В первые месяцы после ее исчезновения, точнее, в первый год он почти каждый день надеялся, что она вернется. Иногда он даже звонил домой с работы, чтобы проверить, возьмет ли она трубку. Она забрала с собой ключи, и он не стал менять замки. Он не мог поверить, что она никогда не вернется. Он не мог представить себе, что она готова променять этот адрес на совершенно ничтожный, такой банальный, такой незначительный. Жилая лодка на каком-то канале, так ему рассказывали.
Но прошло время, и Хофмейстеру пришлось признать, что его ожидания не оправдались: она не вернулась.
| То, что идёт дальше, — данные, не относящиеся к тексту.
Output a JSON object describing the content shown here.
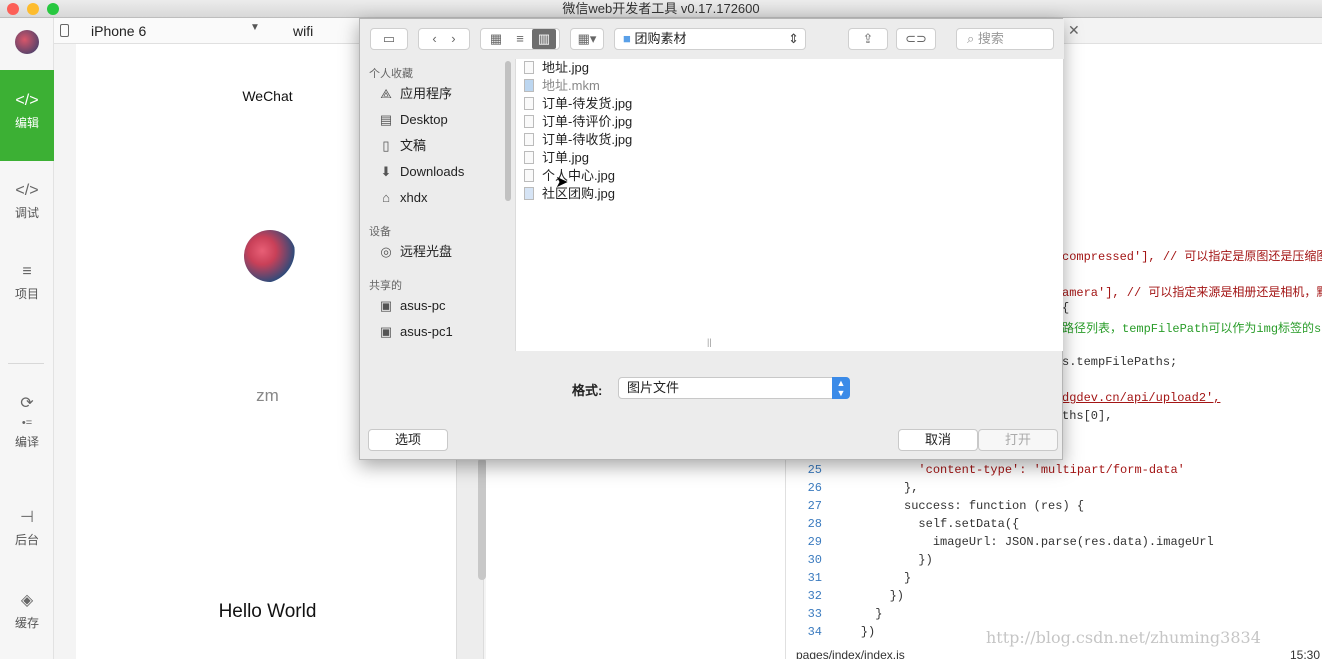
{
  "titlebar": {
    "title": "微信web开发者工具 v0.17.172600"
  },
  "sidebar": {
    "items": [
      {
        "label": "编辑",
        "icon": "code-icon"
      },
      {
        "label": "调试",
        "icon": "debug-icon"
      },
      {
        "label": "项目",
        "icon": "menu-icon"
      },
      {
        "label": "编译",
        "icon": "compile-icon"
      },
      {
        "label": "后台",
        "icon": "background-icon"
      },
      {
        "label": "缓存",
        "icon": "layers-icon"
      }
    ]
  },
  "sim_toolbar": {
    "device": "iPhone 6",
    "network": "wifi"
  },
  "simulator": {
    "title": "WeChat",
    "nickname": "zm",
    "hello": "Hello World"
  },
  "dialog": {
    "folder": "团购素材",
    "search_placeholder": "搜索",
    "sidebar": {
      "favorites_header": "个人收藏",
      "favorites": [
        "应用程序",
        "Desktop",
        "文稿",
        "Downloads",
        "xhdx"
      ],
      "devices_header": "设备",
      "devices": [
        "远程光盘"
      ],
      "shared_header": "共享的",
      "shared": [
        "asus-pc",
        "asus-pc1"
      ]
    },
    "files": [
      {
        "name": "地址.jpg",
        "dim": false
      },
      {
        "name": "地址.mkm",
        "dim": true
      },
      {
        "name": "订单-待发货.jpg",
        "dim": false
      },
      {
        "name": "订单-待评价.jpg",
        "dim": false
      },
      {
        "name": "订单-待收货.jpg",
        "dim": false
      },
      {
        "name": "订单.jpg",
        "dim": false
      },
      {
        "name": "个人中心.jpg",
        "dim": false
      },
      {
        "name": "社区团购.jpg",
        "dim": false
      }
    ],
    "format_label": "格式:",
    "format_value": "图片文件",
    "options_button": "选项",
    "cancel_button": "取消",
    "open_button": "打开"
  },
  "editor": {
    "partial_lines": [
      "compressed'], // 可以指定是原图还是压缩图",
      "amera'], // 可以指定来源是相册还是相机，默",
      "{",
      "路径列表，tempFilePath可以作为img标签的src",
      "s.tempFilePaths;",
      "dgdev.cn/api/upload2',",
      "ths[0],"
    ],
    "lines": [
      {
        "n": "25",
        "text": "            'content-type': 'multipart/form-data'"
      },
      {
        "n": "26",
        "text": "          },"
      },
      {
        "n": "27",
        "text": "          success: function (res) {"
      },
      {
        "n": "28",
        "text": "            self.setData({"
      },
      {
        "n": "29",
        "text": "              imageUrl: JSON.parse(res.data).imageUrl"
      },
      {
        "n": "30",
        "text": "            })"
      },
      {
        "n": "31",
        "text": "          }"
      },
      {
        "n": "32",
        "text": "        })"
      },
      {
        "n": "33",
        "text": "      }"
      },
      {
        "n": "34",
        "text": "    })"
      }
    ],
    "file_path": "pages/index/index.js",
    "time": "15:30"
  },
  "watermark": "http://blog.csdn.net/zhuming3834"
}
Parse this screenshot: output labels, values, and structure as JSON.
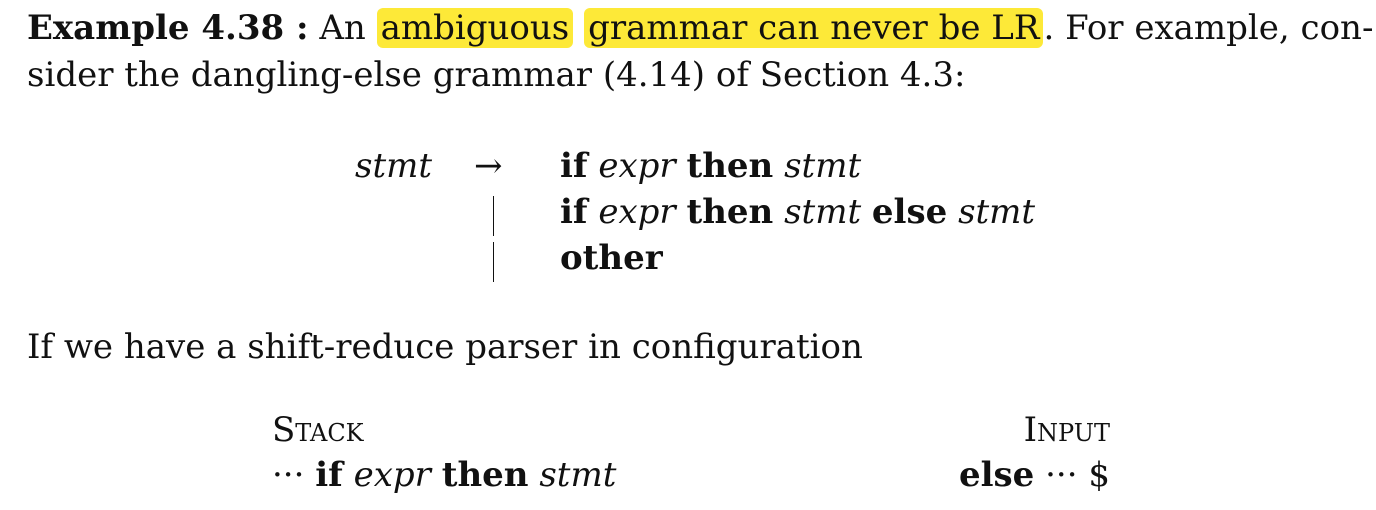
{
  "example": {
    "label": "Example 4.38 :",
    "p1_pre": " An ",
    "hl1": "ambiguous",
    "hl2": "grammar can never be LR",
    "p1_post": ". For example, con-",
    "p2": "sider the dangling-else grammar (4.14) of Section 4.3:"
  },
  "grammar": {
    "lhs": "stmt",
    "arrow": "→",
    "rows": [
      {
        "if": "if",
        "expr": "expr",
        "then": "then",
        "stmt": "stmt",
        "else": "",
        "stmt2": ""
      },
      {
        "if": "if",
        "expr": "expr",
        "then": "then",
        "stmt": "stmt",
        "else": "else",
        "stmt2": "stmt"
      },
      {
        "other": "other"
      }
    ]
  },
  "para2": "If we have a shift-reduce parser in configuration",
  "config": {
    "stack_header": "Stack",
    "input_header": "Input",
    "stack_dots": "···",
    "stack_if": "if",
    "stack_expr": "expr",
    "stack_then": "then",
    "stack_stmt": "stmt",
    "input_else": "else",
    "input_rest": "··· $"
  }
}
Она даже не потрудилась связаться с ним, чтобы забрать свои вещи. Она куда-то ушла и там и осталась. Она научила его жить с тишиной, оставшейся после нее, как раньше ему приходилось учиться жить с ее присутствием.
С его старшей дочерью, Иби, супруга Хофмейстера поначалу еще общалась от случая к случаю. Они встречались в городе, в кафе, где виделись друг с другом люди, которым не хотелось попадаться другим на глаза. Но потом и эти встречи прекратились. Хофмейстер знал о них немного, а выпытывать что-то у Иби ему не хотелось. На самом деле Иби звали Изабель, но с самого рождения все называли ее Иби. И что же именно обсуждала Иби со своей матерью, оставалось тайной.
Тирза не хотела даже слышать о матери. А с самим Хофмейстером, с отцом своих детей, его супруга с момента своего ухода не обмолвилась ни единым словом. Ни в письме, ни даже по мейлу.
Хофмейстер знал, что она жива и здорова, что отправилась на этой самой лодке куда-то за границу, но на этом информация о супруге исчерпывалась. Сразу за границей начиналась черная дыра. О чем Хофмейстер весьма сожалел.
Чем дольше длилось затишье, тем сильнее он сожалел. Он обнаружил, что время лечит не все раны, некоторые из них оно способно вскрывать, вызывая заражения и воспаления. Возможно, смерть избавляла человека от любой боли, вот время уходило, но не забирало с собою боль.
Разумеется, Хофмейстер мог бы позвонить или отправить открытку, но он не сделал ни того, ни другого. У него была собственная гордость, он предпочел дожидаться в тишине, пока супруга не осознает свои ошибки. Ее школьная любовь на какой-то жилой лодке, это могло быть только ошибкой. Без вариантов. Да и сама эта лодка тоже была ошибкой. Хофмейстер спокойно продолжал жить в ожидании прозрения, которое непременно должно было посетить его супругу.
Поначалу он продолжал вести свою привычную жизнь с двумя детьми. Но спустя полгода старшая дочь поступила с ним в точности так, как ее мать: ушла из дома.
Когда кто-нибудь по вечерам звонил к ним в дверь, он в первые месяцы еще ловил себя на мысли: это она, моя супруга, она вернулась. Но постепенно ожидание превратилось в ритуал, пустую привычку, а вместе с ожиданием исчезла и надежда. Мать его детей ушла. Это был факт, а фактами называют вещи, которые практически невозможно изменить.
И вот теперь она стояла во всей красе — это можно было считать свершившимся фактом — у него в прихожей. С тем же чемоданом, с которым и уехала. Красным, на колесиках. Она спокойно вышла с ним за дверь, ее уход не превратился в драму. Ее уход — нет.
Увидев свою супругу, Хофмейстер разволновался намного сильнее, чем мог предположить только что, когда доставал из духовки треску. «Почему? — подумал он. — Почему именно сегодня? Что могло случиться?» Он не понимал, почему она вдруг появилась, а по своей природе Хофмейстер был из тех людей, которым надо было все понимать. Все нерациональное вызывало у него отвращение, как у других людей — насекомые.
Его желание рациональных взвешенных причин и решений, которые могли бы привести к продуманным поступкам, осталось абсолютно неудовлетворенным. Им тут же завладели нежелательные мысли. Хофмейстеру пришлось признать, что он занервничал уже в тот момент, когда его дочь произнесла слово, которого давно уже не существовало в этом доме. Мама.